Changes in the rates of nitrogen (N) cycling, microbial carbon (C) substrate use, and extracellular enzyme activities in a Mojave Desert ecosystem exposed to elevated atmospheric CO 2 suggest shifts in the size and/or functional characteristics of microbial assemblages in two dominant soil microsites: plant interspaces and under the dominant shrub Larrea tridentata . We used ester‐linked phospholipid fatty acid (PLFA) biomarkers as a proxy for microbial biomass to quantify spatial and temporal differences in soil microbial communities from February 2003 to May 2005. Further, we used the 13 C signature of the fossil CO 2 source for elevated CO 2 plots to trace recent plant C inputs into soil organic matter (SOM) and broad microbial groups using δ 13 C (‰).
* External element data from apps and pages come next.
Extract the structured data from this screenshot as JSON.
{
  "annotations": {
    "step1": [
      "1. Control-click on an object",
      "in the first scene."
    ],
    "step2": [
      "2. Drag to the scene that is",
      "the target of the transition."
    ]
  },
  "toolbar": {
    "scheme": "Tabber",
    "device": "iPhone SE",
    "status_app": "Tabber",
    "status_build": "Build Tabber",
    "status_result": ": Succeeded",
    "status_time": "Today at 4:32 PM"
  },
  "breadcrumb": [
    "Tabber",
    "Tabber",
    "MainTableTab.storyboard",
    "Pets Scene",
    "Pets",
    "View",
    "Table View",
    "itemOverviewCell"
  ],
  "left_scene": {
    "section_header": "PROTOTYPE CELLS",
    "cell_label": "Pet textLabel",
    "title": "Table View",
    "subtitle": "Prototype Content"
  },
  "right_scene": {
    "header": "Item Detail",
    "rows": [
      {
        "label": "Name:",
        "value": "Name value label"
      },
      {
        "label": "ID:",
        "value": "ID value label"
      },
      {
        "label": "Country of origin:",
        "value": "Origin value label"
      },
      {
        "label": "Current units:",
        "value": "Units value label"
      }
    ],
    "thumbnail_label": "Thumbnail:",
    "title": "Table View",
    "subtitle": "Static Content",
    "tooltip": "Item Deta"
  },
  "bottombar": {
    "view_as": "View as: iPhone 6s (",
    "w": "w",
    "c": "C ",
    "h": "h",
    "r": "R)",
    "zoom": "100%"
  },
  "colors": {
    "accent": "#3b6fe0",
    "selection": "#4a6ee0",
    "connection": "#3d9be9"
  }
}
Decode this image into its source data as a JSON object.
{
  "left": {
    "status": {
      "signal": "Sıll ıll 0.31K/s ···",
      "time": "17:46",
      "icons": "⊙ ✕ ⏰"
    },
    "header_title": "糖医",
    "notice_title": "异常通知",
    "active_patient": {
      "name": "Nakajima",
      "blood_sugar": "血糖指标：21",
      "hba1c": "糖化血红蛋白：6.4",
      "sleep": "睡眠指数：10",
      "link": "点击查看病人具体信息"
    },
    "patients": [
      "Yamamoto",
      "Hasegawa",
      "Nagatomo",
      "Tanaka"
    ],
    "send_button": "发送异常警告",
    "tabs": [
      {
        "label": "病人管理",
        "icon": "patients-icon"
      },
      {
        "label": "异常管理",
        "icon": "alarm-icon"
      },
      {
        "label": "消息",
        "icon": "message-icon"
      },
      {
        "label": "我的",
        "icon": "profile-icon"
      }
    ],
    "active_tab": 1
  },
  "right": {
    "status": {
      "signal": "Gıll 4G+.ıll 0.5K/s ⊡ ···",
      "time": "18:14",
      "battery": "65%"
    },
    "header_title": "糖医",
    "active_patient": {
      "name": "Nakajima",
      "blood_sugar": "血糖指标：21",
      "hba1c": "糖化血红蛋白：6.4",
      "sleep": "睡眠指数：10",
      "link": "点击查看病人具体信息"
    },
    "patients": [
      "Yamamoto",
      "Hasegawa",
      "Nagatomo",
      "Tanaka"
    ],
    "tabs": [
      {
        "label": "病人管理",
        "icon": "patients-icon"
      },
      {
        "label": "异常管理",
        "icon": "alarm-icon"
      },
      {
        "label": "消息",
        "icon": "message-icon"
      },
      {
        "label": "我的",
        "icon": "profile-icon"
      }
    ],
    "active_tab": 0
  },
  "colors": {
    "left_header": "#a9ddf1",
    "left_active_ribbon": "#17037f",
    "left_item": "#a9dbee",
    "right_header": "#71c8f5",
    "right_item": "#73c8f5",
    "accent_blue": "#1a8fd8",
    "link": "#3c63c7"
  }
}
Differences between individual δ 13 C PLFA and δ 13 C SOM for fungal biomarkers indicated active metabolism of newer C in elevated CO 2 soils. Total PLFA‐C was greater in shrub microsites compared to plant interspaces, and CO 2 treatment differences within microsites increased under higher soil water availability. Total, fungal, and bacterial PLFA‐C increased with decreasing soil volumetric water content (VWC) in both microsites, suggesting general adaptations to xeric desert conditions. Increases in fungal‐to‐bacterial PLFA‐C ratio with decreasing VWC reflected functional group‐specific responses to changing soil water availability. While temporal and spatial extremes in resource availability in desert ecosystems contribute to the difficulty in identifying common trends or mechanisms driving microbial responses in less extreme environments, we found that soil water availability and soil microsite interacted with elevated CO 2 to shift fungal and bacterial biomarker abundances in Mojave Desert soils.